CFO Shelly Guyer noted that the deal probably will not close sometime until the fourth quarter, giving it time between prior buys and this one.

Intriguingly, this is not the first time Archerdx has been acquired. In September 2013, Enzymatics, of Beverly, Mass., reported picking up the company. In what now looks like a steal, the deal consisted of cash, equity and potential milestones worth up to $50 million. At the same time, Myers joined Enzymatics as chief scientific officer. The union did not last long, as Qiagen NV acquired the Enzyme Solutions Unit of Enzymatics in early 2015. As a result of reorganization, Archerdx became an independent company that integrated Enzymatics' former Archer Next-Generation Sequencing and Supply Chain Solutions units. It also entered a strategic partnership with Qiagen to distribute the company's products. Financial terms were not disclosed.

Prior M&A talk

During its May 5 first-quarter earnings call, Invitae management was asked about potential M&A. “[I]t's a really intriguing question,” George responded, noting that there was uncertainty as a result of the pandemic.

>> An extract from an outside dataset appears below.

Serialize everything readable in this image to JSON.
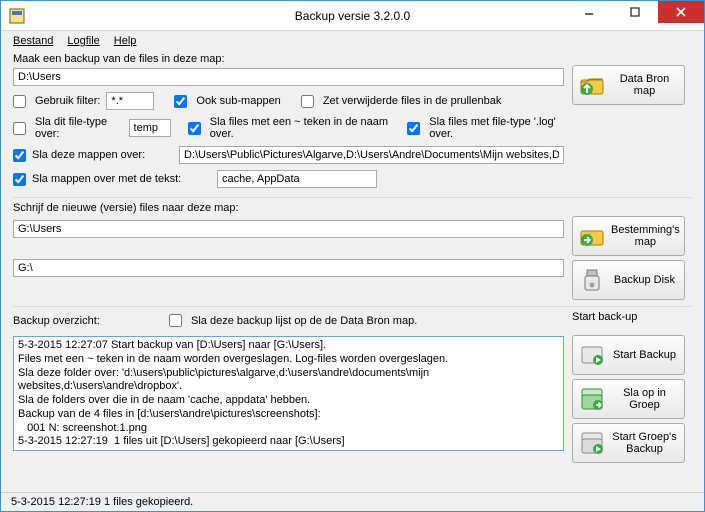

“I think acquisitions that add to our platform, albeit generate cash flows in the distant future, are probably things that we'll put off or delay. Acquisitions which purely buy us market share, I think, are still things that we are careful about.”

Still, he did not rule out possible targets. “I think the idea that there are acquisitions or … opportunities … particularly in the next probably a year, 1.5 years, that could … in a very short period of time lead to both greater operating leverage, a better top line and improved gross profit generation … those are absolutely things that we'd be interested in.”

Rosy picture post Q1

Invitae executives presented at this month’s 40th Annual William Blair Growth Stock Conference, with analyst Brian Weinstein noting that they presented a rosier picture vs. during the company’s first-quarter earnings call.

“For Invitae specifically, recall the team noted the COVID-19 impact had initially caused volumes to decline 50% versus trend in the last two weeks of March,” he wrote. “Since then, however, throughout April, May, and continuing into June there has been continued week-over-week growth in volumes from the low point.”

Propelling the company are reproductive health offerings and a return to growth across the portfolio. Looking ahead, Weinstein said he saw hopeful signs, particularly as the penetration of genetic testing is young.

“However, given some of the uncertainty about how quickly this demand can be generated and what the outlook will be for genetic testing across so many different populations the team touches, we maintain our Market Perform rating for now.”